Rich Hilliard (May 18 2020 at 23:24):A couple of sites I've run into with data (haven't looked closely):
https://covid19.healthdata.org/ - US and other countries
https://covidtracking.com - just US
David Tanzer (Jul 17 2020 at 07:17):This book is an introductory text to the methods and tools that are nowadays widely used an accepted in the mathematical epidemiology literature. It is intended to start from a beginner level and accelerate to research level.
...
This textbook is a comprehensive, self-contained introduction to the mathematical modeling and analysis of infectious diseases. It includes model building, fitting to data, local and global analysis techniques. Various types of deterministic dynamical models are considered: ordinary differential equation models, delay-differential equation models, difference equation models, age-structured PDE models and diffusion models.

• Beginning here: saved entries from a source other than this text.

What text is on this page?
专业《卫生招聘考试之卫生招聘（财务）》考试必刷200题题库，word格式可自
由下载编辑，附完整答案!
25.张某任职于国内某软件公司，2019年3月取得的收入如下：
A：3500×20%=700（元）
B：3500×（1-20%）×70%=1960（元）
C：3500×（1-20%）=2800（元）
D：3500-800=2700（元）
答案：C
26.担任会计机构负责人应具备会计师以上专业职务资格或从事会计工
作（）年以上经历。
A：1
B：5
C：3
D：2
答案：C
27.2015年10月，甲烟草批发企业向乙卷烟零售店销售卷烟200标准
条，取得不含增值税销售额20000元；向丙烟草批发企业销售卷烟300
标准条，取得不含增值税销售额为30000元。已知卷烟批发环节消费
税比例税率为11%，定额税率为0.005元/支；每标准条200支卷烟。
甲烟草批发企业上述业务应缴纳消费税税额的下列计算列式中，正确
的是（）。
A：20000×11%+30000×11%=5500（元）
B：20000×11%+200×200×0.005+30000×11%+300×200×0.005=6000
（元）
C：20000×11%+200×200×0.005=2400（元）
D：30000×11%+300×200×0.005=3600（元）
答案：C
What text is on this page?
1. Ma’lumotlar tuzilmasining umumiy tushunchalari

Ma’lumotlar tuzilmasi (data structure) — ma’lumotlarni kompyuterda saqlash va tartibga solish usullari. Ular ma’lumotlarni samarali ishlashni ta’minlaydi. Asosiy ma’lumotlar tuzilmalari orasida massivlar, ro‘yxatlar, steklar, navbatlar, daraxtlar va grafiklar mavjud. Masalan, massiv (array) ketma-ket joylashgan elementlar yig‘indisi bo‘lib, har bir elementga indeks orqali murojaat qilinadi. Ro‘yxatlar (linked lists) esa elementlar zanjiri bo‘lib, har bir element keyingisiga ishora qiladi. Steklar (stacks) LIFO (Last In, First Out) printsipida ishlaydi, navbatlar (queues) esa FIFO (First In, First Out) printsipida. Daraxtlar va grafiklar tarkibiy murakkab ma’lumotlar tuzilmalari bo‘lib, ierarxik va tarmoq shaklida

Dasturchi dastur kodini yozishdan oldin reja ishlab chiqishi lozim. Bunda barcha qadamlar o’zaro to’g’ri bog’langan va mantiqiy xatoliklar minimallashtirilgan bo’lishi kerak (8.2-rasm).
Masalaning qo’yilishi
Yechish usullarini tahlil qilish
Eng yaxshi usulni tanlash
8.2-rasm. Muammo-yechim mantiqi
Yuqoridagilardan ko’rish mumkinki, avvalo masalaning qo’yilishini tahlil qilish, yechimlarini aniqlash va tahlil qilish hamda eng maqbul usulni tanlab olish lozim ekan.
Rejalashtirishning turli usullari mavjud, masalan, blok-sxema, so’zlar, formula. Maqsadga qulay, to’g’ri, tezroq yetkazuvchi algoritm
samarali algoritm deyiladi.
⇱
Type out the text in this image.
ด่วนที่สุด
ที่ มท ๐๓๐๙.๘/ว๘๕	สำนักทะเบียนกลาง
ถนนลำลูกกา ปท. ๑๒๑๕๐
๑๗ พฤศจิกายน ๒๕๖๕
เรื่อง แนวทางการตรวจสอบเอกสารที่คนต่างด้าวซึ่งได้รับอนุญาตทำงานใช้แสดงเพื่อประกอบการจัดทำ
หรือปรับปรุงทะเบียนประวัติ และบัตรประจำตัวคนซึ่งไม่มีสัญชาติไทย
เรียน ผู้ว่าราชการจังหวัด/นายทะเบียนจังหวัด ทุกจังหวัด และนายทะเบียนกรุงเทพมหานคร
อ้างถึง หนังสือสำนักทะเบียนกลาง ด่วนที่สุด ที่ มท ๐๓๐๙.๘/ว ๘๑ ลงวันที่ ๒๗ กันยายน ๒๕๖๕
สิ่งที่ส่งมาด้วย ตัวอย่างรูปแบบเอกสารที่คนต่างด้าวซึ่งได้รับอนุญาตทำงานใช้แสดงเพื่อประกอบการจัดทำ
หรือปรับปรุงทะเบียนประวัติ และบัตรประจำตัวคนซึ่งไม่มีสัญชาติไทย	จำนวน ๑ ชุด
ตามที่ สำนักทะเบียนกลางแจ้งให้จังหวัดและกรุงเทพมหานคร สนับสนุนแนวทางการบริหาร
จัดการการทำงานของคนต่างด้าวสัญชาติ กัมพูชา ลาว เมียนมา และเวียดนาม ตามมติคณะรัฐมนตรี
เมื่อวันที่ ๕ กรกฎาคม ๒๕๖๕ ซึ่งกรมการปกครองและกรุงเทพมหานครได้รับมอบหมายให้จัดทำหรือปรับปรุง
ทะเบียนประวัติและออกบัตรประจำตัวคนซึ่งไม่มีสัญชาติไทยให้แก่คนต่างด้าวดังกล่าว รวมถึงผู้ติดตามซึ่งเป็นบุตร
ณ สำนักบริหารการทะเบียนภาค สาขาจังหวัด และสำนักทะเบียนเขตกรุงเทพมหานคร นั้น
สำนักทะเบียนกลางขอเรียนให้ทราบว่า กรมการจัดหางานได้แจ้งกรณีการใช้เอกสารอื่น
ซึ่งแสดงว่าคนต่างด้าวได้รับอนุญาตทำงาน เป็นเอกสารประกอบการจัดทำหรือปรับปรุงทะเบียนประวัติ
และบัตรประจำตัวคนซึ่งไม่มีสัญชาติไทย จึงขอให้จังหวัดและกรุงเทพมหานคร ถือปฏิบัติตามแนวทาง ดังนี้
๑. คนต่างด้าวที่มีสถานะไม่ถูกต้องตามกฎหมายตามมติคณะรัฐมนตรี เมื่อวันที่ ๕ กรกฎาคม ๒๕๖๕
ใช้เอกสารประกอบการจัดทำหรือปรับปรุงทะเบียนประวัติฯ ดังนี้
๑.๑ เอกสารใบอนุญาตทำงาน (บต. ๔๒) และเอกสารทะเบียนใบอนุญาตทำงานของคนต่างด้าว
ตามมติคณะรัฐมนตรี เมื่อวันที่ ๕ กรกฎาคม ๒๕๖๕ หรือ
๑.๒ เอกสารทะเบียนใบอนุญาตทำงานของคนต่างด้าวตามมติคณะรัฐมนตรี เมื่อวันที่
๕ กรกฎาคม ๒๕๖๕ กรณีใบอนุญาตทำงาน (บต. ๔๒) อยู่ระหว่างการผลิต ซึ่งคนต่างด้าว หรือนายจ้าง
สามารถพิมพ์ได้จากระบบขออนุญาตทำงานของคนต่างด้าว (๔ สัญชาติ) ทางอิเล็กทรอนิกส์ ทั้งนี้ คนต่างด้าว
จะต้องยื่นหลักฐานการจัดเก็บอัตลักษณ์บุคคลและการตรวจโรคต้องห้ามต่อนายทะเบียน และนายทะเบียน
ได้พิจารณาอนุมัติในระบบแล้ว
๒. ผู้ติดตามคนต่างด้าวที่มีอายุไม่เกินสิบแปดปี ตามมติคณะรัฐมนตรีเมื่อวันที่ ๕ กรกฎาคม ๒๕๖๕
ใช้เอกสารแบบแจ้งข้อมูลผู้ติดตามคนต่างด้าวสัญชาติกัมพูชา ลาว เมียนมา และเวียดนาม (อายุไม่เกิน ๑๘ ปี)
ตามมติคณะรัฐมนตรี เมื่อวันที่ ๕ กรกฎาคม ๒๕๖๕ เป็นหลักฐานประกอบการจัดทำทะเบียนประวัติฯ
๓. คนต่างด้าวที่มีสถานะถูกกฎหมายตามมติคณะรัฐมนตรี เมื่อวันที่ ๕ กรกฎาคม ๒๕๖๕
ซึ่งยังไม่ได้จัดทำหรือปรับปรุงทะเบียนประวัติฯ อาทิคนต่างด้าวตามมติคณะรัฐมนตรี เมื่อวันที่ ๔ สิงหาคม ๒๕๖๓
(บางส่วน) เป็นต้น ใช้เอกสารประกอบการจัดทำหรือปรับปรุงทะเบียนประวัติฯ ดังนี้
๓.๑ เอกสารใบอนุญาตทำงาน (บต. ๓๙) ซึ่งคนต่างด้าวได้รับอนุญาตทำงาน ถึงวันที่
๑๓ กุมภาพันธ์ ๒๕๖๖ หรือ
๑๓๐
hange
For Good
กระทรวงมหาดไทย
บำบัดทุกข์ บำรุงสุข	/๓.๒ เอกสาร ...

It includes various techniques for the computation of the basis reproduction number as well as approaches to the epidemiological interpretation of the reproduction number.
It's clearly written and gives a survey of the landscape. Caveat: it doesn't cover any stochastic models.
David Tanzer (Jul 17 2020 at 07:18):Chapters:
Introduction to Epidemic Modeling
The SIR Model with Demography: General Properties of Planar Systems
Vector-Borne Diseases
Techniques for Computing R0
Fitting Models to Data
Analysis of Complex ODE Epidemic Models: Global Stability
Multistrain Disease Dynamics
Control Strategies
Ecological Context of Epidemiology
Zoonotic Disease, Avian Influenza, and Nonautonomous Models
Age-Structured Epidemic Models
Class-Age Structured Epidemic Models
Immuno-Epidemiological Modeling
Spatial Heterogeneity in Epidemiological Models
Discrete Epidemic Models
David Tanzer (Jul 17 2020 at 07:18):Includes substantive problem sets.